- Kata ya Kimandolu
- Kimandolu
- Coordinates: 03°22′04″S 36°42′58″E﻿ / ﻿3.36778°S 36.71611°E
- Country: Tanzania
- Region: Arusha Region
- District: Arusha District

Population (2012)
- • Total: 27,649

= Kimandolu =

Ward of Arusha City Council in Arusha Region of Tanzania

Kimandolu is an administrative ward in the Arusha District of the Arusha Region of Tanzania. It is roughly 6 km from the centre of Arusha town and lies between the Old Moshi Road and the Arusha-Himo highway, which leads directly to Moshi and Kilimanjaro International Airport (54 km away). There are various charitable NGOs currently working in the area with schools, healthcare and sports, such as Art In Tanzania. The local representative is Jackson Lemunga.

== Population ==

According to the 2012 census, the ward has a total population of 27,649.

== Climate and economy ==

The Arusha region is hottest from January to February, averaging at 29 °C, while the coolest month is July, where the temperature averages at 20 °C. Rainfall in the Arusha region is highest in April and lowest in July, ranging from 350mm to 10mm. Located very close to the foothills of Mount Meru, Kimandolu's rainfall provides luscious vegetation, and successful coffee and banana plantations.

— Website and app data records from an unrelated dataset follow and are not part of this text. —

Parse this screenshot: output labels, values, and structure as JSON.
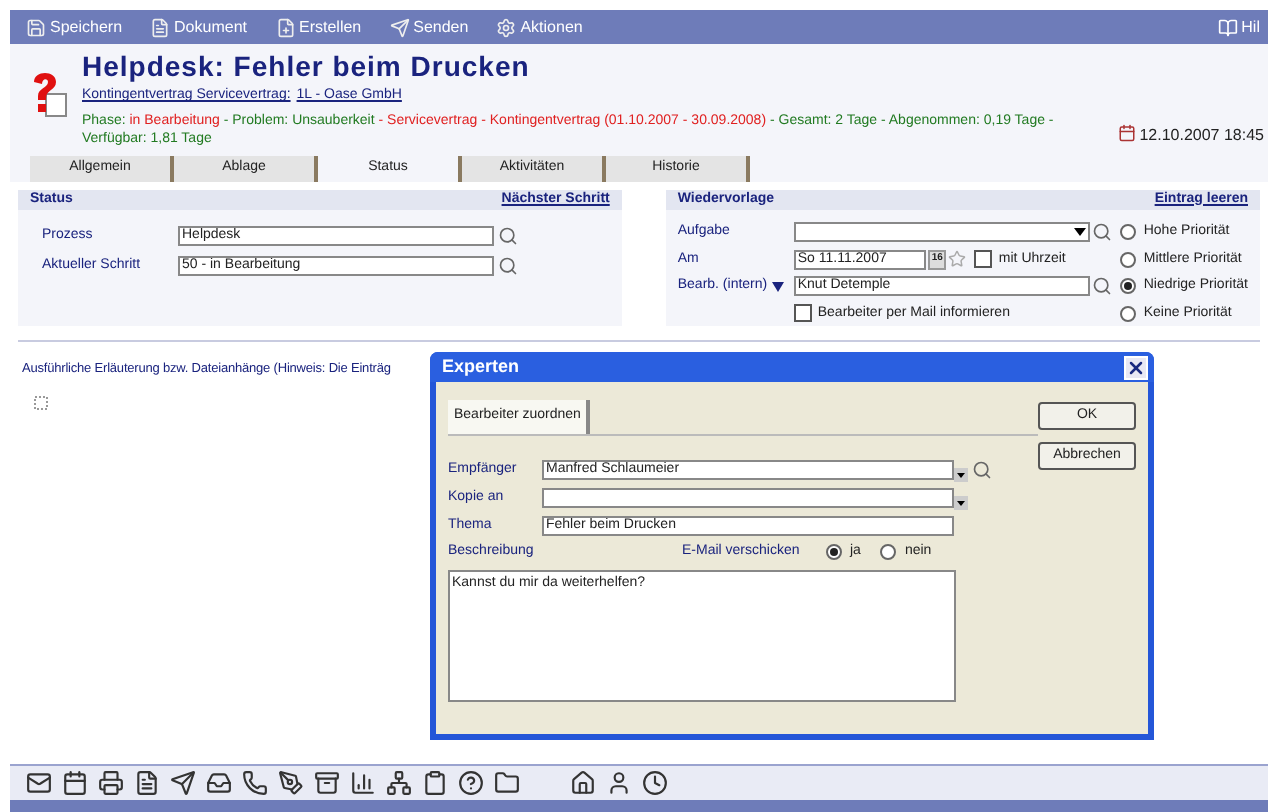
{
  "toolbar": {
    "buttons": [
      "Speichern",
      "Dokument",
      "Erstellen",
      "Senden",
      "Aktionen"
    ],
    "help": "Hil"
  },
  "header": {
    "title": "Helpdesk: Fehler beim Drucken",
    "contract_link": "Kontingentvertrag Servicevertrag:",
    "company_link": "1L - Oase GmbH",
    "info": [
      {
        "text": "Phase:",
        "color": "#217a21"
      },
      {
        "text": "in Bearbeitung",
        "color": "#e02020"
      },
      {
        "text": "- Problem: Unsauberkeit",
        "color": "#217a21"
      },
      {
        "text": "- Servicevertrag - Kontingentvertrag (01.10.2007 - 30.09.2008)",
        "color": "#e02020"
      },
      {
        "text": "- Gesamt: 2 Tage - Abgenommen: 0,19 Tage - Verfügbar: 1,81 Tage",
        "color": "#217a21"
      }
    ],
    "date": "12.10.2007 18:45"
  },
  "tabs": [
    {
      "label": "Allgemein",
      "selected": false
    },
    {
      "label": "Ablage",
      "selected": false
    },
    {
      "label": "Status",
      "selected": true
    },
    {
      "label": "Aktivitäten",
      "selected": false
    },
    {
      "label": "Historie",
      "selected": false
    }
  ],
  "status": {
    "title": "Status",
    "link": "Nächster Schritt",
    "fields": [
      {
        "label": "Prozess",
        "value": "Helpdesk"
      },
      {
        "label": "Aktueller Schritt",
        "value": "50 - in Bearbeitung"
      }
    ]
  },
  "wiedervorlage": {
    "title": "Wiedervorlage",
    "link": "Eintrag leeren",
    "aufgabe_label": "Aufgabe",
    "am_label": "Am",
    "am_value": "So 11.11.2007",
    "calendar_day": "16",
    "mit_uhrzeit": {
      "label": "mit Uhrzeit",
      "checked": false
    },
    "bearb_label": "Bearb. (intern)",
    "bearb_value": "Knut Detemple",
    "mail": {
      "label": "Bearbeiter per Mail informieren",
      "checked": false
    },
    "priorities": [
      {
        "label": "Hohe Priorität",
        "selected": false
      },
      {
        "label": "Mittlere Priorität",
        "selected": false
      },
      {
        "label": "Niedrige Priorität",
        "selected": true
      },
      {
        "label": "Keine Priorität",
        "selected": false
      }
    ]
  },
  "description_label": "Ausführliche Erläuterung bzw. Dateianhänge (Hinweis: Die Einträg",
  "dialog": {
    "title": "Experten",
    "tab": {
      "label": "Bearbeiter zuordnen",
      "selected": true
    },
    "buttons": [
      "OK",
      "Abbrechen"
    ],
    "empfaenger": {
      "label": "Empfänger",
      "value": "Manfred Schlaumeier"
    },
    "kopie": {
      "label": "Kopie an"
    },
    "thema": {
      "label": "Thema",
      "value": "Fehler beim Drucken"
    },
    "beschreibung_label": "Beschreibung",
    "email_label": "E-Mail verschicken",
    "email_options": [
      {
        "label": "ja",
        "selected": true
      },
      {
        "label": "nein",
        "selected": false
      }
    ],
    "text": "Kannst du mir da weiterhelfen?"
  }
}
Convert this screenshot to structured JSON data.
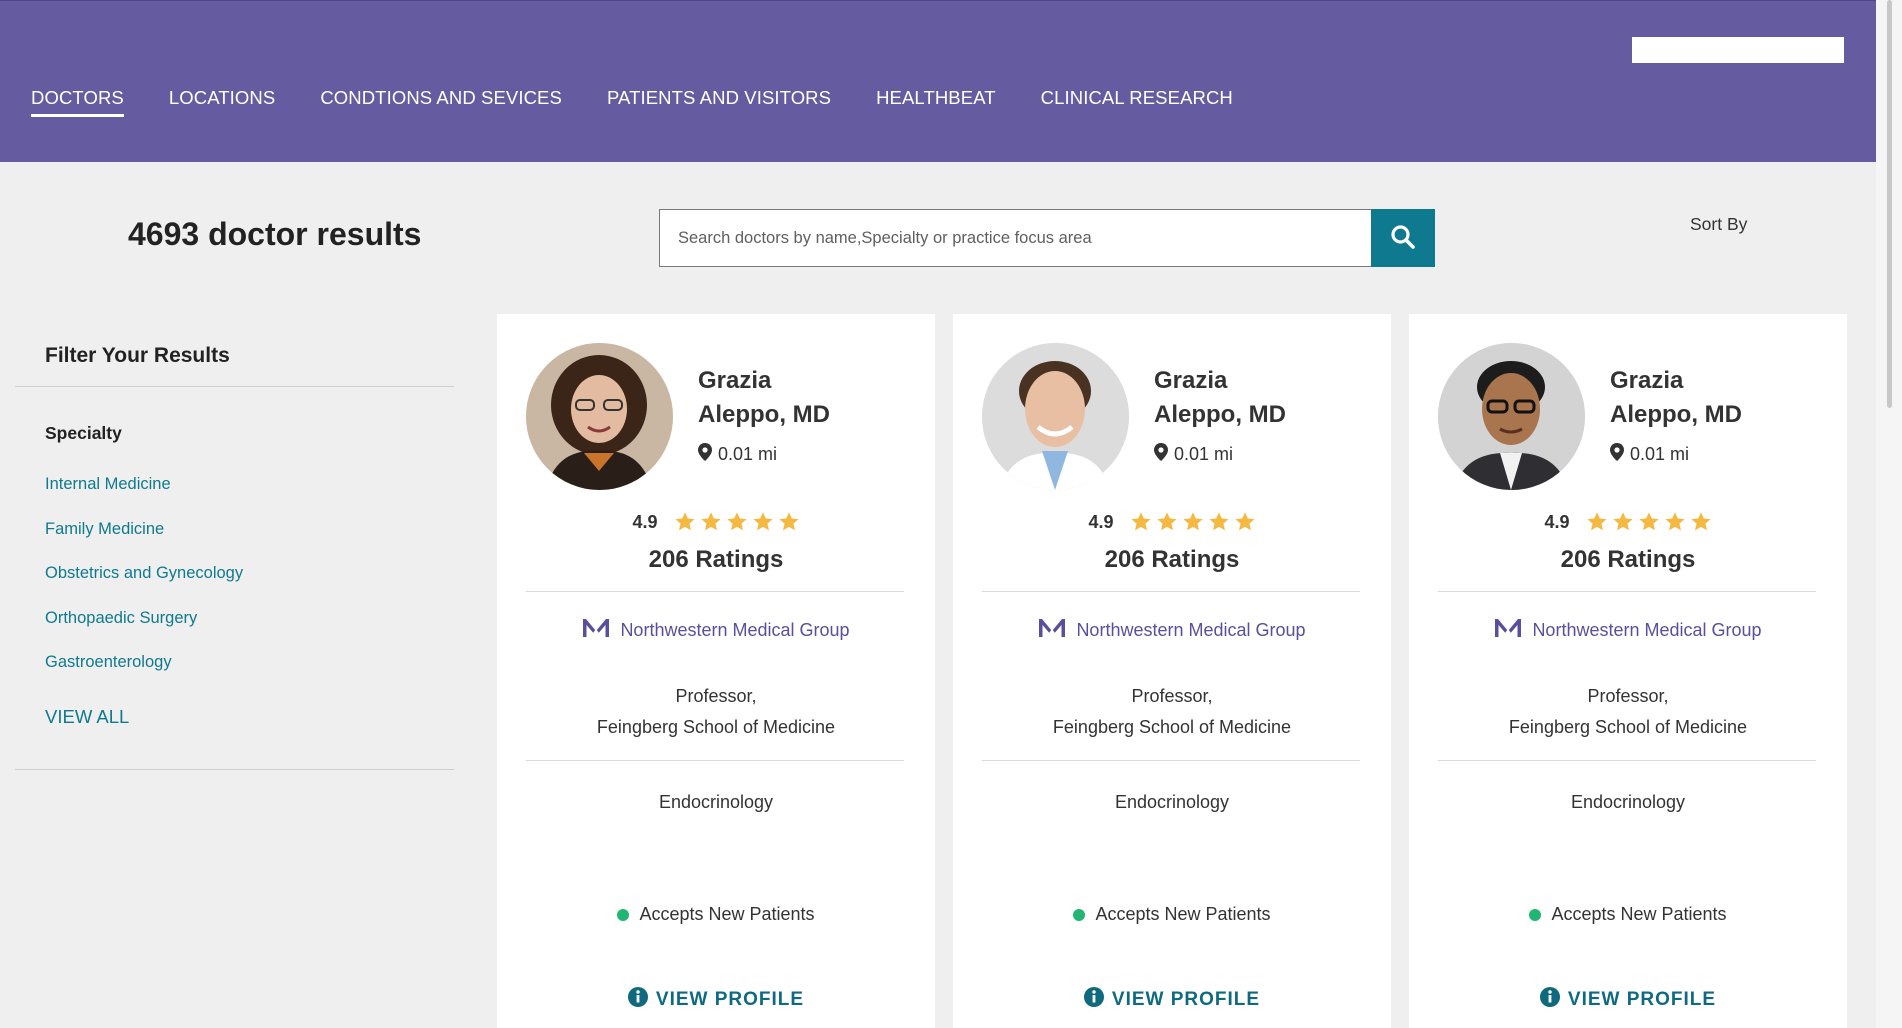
{
  "header": {
    "top_input_value": "",
    "nav": [
      {
        "label": "DOCTORS",
        "active": true
      },
      {
        "label": "LOCATIONS"
      },
      {
        "label": "CONDTIONS AND SEVICES"
      },
      {
        "label": "PATIENTS AND VISITORS"
      },
      {
        "label": "HEALTHBEAT"
      },
      {
        "label": "CLINICAL RESEARCH"
      }
    ]
  },
  "search": {
    "results_count": "4693 doctor results",
    "placeholder": "Search doctors by name,Specialty or practice focus area",
    "value": "",
    "sort_label": "Sort By"
  },
  "filter": {
    "title": "Filter Your Results",
    "section": "Specialty",
    "items": [
      "Internal Medicine",
      "Family Medicine",
      "Obstetrics and Gynecology",
      "Orthopaedic Surgery",
      "Gastroenterology"
    ],
    "view_all": "VIEW ALL"
  },
  "doctors": [
    {
      "first_name": "Grazia",
      "last_name": "Aleppo, MD",
      "distance": "0.01 mi",
      "rating": "4.9",
      "stars": 5,
      "ratings": "206 Ratings",
      "group": "Northwestern Medical Group",
      "title_line1": "Professor,",
      "title_line2": "Feingberg School of Medicine",
      "specialty": "Endocrinology",
      "accepts": "Accepts New Patients",
      "cta": "VIEW PROFILE",
      "photo_icon": "doctor-photo-woman"
    },
    {
      "first_name": "Grazia",
      "last_name": "Aleppo, MD",
      "distance": "0.01 mi",
      "rating": "4.9",
      "stars": 5,
      "ratings": "206 Ratings",
      "group": "Northwestern Medical Group",
      "title_line1": "Professor,",
      "title_line2": "Feingberg School of Medicine",
      "specialty": "Endocrinology",
      "accepts": "Accepts New Patients",
      "cta": "VIEW PROFILE",
      "photo_icon": "doctor-photo-man-smiling"
    },
    {
      "first_name": "Grazia",
      "last_name": "Aleppo, MD",
      "distance": "0.01 mi",
      "rating": "4.9",
      "stars": 5,
      "ratings": "206 Ratings",
      "group": "Northwestern Medical Group",
      "title_line1": "Professor,",
      "title_line2": "Feingberg School of Medicine",
      "specialty": "Endocrinology",
      "accepts": "Accepts New Patients",
      "cta": "VIEW PROFILE",
      "photo_icon": "doctor-photo-man-glasses"
    }
  ],
  "colors": {
    "header_bg": "#655ba1",
    "accent_teal": "#0f7a8f",
    "star": "#f5b942",
    "accepting": "#22b573",
    "group_purple": "#5b4f9c"
  }
}
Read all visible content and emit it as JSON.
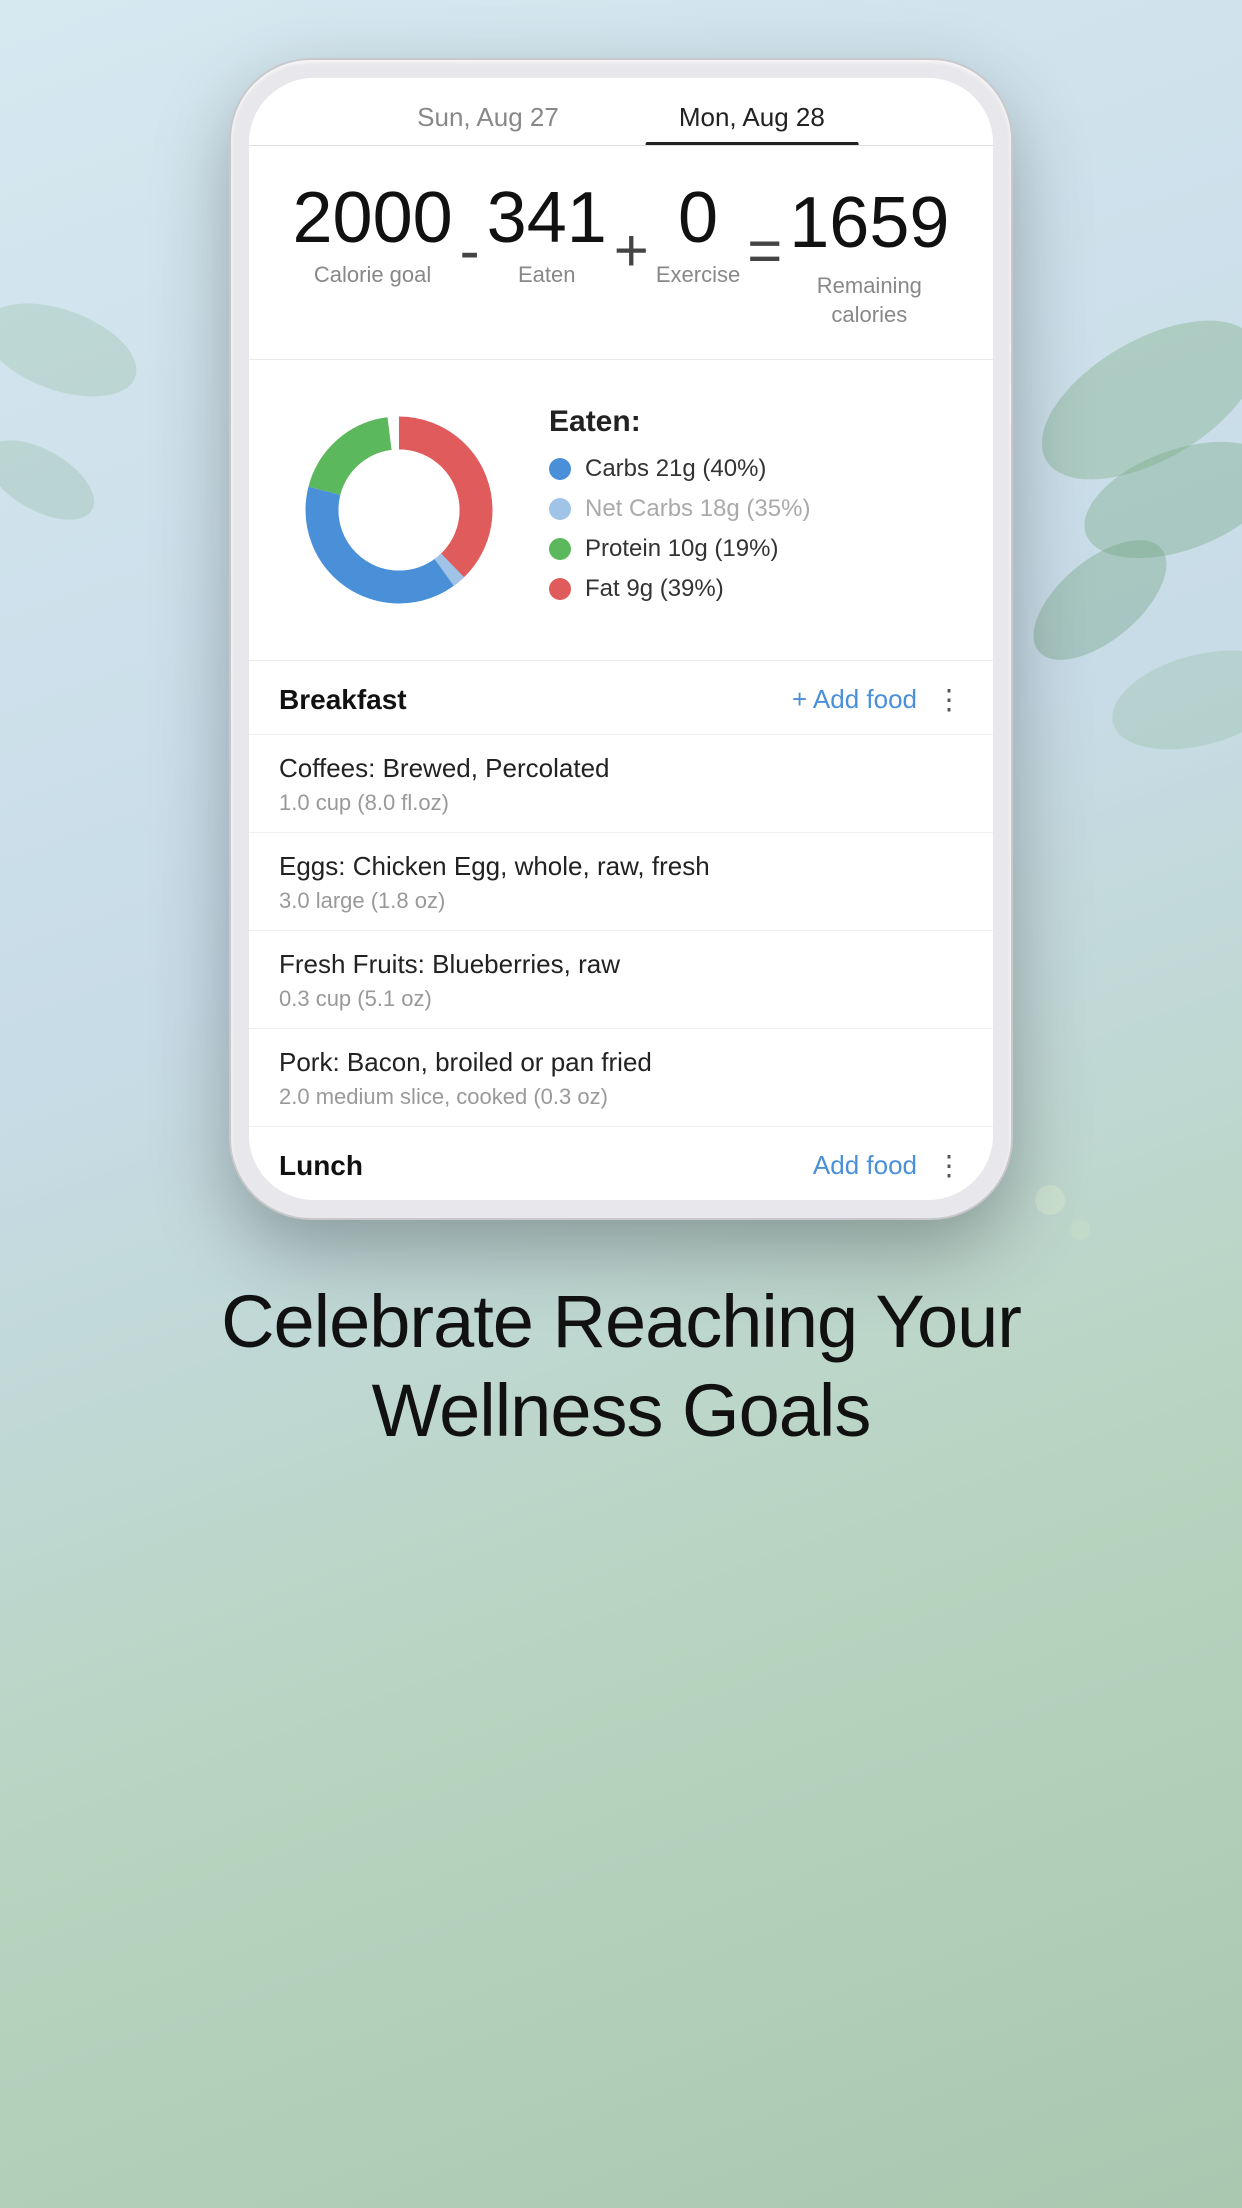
{
  "background": {
    "gradient_start": "#d6e8f0",
    "gradient_end": "#a8c8b0"
  },
  "phone": {
    "date_tabs": [
      {
        "label": "Sun, Aug 27",
        "active": false
      },
      {
        "label": "Mon, Aug 28",
        "active": true
      }
    ],
    "calorie_summary": {
      "goal": {
        "value": "2000",
        "label": "Calorie goal"
      },
      "op_minus": "-",
      "eaten": {
        "value": "341",
        "label": "Eaten"
      },
      "op_plus": "+",
      "exercise": {
        "value": "0",
        "label": "Exercise"
      },
      "op_equals": "=",
      "remaining": {
        "value": "1659",
        "label": "Remaining\ncalories"
      }
    },
    "macro_chart": {
      "title": "Eaten:",
      "legend": [
        {
          "color": "#4a90d9",
          "text": "Carbs 21g (40%)",
          "muted": false
        },
        {
          "color": "#a0c4e8",
          "text": "Net Carbs 18g (35%)",
          "muted": true
        },
        {
          "color": "#5cb85c",
          "text": "Protein 10g (19%)",
          "muted": false
        },
        {
          "color": "#e05c5c",
          "text": "Fat 9g (39%)",
          "muted": false
        }
      ],
      "donut": {
        "carbs_pct": 40,
        "protein_pct": 19,
        "fat_pct": 39,
        "net_carbs_pct": 35
      }
    },
    "breakfast": {
      "title": "Breakfast",
      "add_food_label": "+ Add food",
      "items": [
        {
          "name": "Coffees: Brewed, Percolated",
          "serving": "1.0 cup (8.0 fl.oz)"
        },
        {
          "name": "Eggs: Chicken Egg, whole, raw, fresh",
          "serving": "3.0 large (1.8 oz)"
        },
        {
          "name": "Fresh Fruits: Blueberries, raw",
          "serving": "0.3 cup (5.1 oz)"
        },
        {
          "name": "Pork: Bacon, broiled or pan fried",
          "serving": "2.0 medium slice, cooked (0.3 oz)"
        }
      ]
    },
    "lunch_partial": {
      "title": "Lunch",
      "add_food_label": "Add food"
    }
  },
  "bottom_heading": "Celebrate Reaching Your\nWellness Goals"
}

Banana and coffee exportation, along with a number of hardware shops are key to the economy in Kimandolu.

== Transport to Arusha ==

The quickest way to get into town from Kimandolu is to catch a dala dala (the local transport system using old minibuses, usually heavily overloaded with people) which takes no more than ten minutes. The most direct routes are either the green line from Moshi highway, or the red line from the Suye road. It is also possible to walk into town, taking between half an hour to forty-five minutes.

== Nearby Wards ==

Other administrative wards located around Kimandolu include Baraa, Kijenge, Mnazareti, Ngulelo, and Suye.